MUTISME DES AUTORITES
La population affirme avoir maintes fois saisi les autorités soit verbalement ou par écrit pour être dédommagée, malheureusement les plaintes sont restées lettre morte si ce n’est de vaques promesses que les dossiers seront examinés.
Du côté de la conservation, on reconnait l’ampleur de la situation, on souligne cependant que la loi camerounaise considère ces événements comme des catastrophes naturelles, qui relèvent de la compétence non pas du ministère des forêts et de la faune mais plutôt de la protection civile et donc du ministère de l’administration territoriale. Toute fois poursuit Claude Mamvi Abessolo des rapports ont déjà été transmis à la haute hiérarchie ; il indique également tenir régulièrement des réunions de sensibilisation avec les populations, qui, regrette t il s’est installé pour certaines sur les couloirs de migration des bêtes.

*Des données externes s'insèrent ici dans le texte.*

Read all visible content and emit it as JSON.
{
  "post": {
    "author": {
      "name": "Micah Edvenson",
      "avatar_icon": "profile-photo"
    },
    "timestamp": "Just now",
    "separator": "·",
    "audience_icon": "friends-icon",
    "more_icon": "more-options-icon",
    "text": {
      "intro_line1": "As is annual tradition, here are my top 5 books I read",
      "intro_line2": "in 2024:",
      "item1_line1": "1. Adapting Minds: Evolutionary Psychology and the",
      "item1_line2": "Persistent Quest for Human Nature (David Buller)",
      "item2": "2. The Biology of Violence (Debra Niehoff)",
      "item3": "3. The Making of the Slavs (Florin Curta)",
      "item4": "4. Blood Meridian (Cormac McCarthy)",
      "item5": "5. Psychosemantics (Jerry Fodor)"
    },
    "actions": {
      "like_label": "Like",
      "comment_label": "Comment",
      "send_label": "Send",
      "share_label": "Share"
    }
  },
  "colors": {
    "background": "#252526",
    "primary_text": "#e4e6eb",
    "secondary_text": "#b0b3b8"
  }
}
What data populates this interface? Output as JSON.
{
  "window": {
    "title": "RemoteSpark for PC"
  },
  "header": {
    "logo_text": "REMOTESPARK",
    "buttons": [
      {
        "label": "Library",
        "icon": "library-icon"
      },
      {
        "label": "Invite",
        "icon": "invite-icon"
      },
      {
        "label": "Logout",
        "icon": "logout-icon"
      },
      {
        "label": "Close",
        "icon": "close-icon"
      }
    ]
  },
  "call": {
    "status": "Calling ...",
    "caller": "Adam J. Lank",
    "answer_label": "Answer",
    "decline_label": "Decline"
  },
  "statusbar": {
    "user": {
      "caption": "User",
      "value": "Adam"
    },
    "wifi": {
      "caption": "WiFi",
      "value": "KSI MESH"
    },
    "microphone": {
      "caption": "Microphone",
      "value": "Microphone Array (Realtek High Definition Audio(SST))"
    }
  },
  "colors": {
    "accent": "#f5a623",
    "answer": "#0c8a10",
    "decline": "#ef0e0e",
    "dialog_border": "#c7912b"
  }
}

Selon des experts, la divagation des animaux du Parc National de campo Ma’an qui s’est accentuée ces vingt dernières années dans la région, est liée à la déforestation pour les besoins des agro industries et des grands projets structurant, ce qui a contribué à réduire l’espace de vie des animaux et détruit leurs couloirs de migration, à cela il faut ajouter le braconnage.
Il faut rappeler que le Parc National de Campo Ma’an a été créé en janvier 2000 par décret du Premier Ministre. Il avait pour but de protéger la diversité biologique de la forêt littorale de la région contre les dégâts de la déforestation et du pipeline Tchad Cameroun. Il a une superficie de 2,604 Km2, il regorge 1500 espèces de plantes dont 114 endémiques, 80 grands et moyens mammifères, 112 reptiles et 302 oiseaux.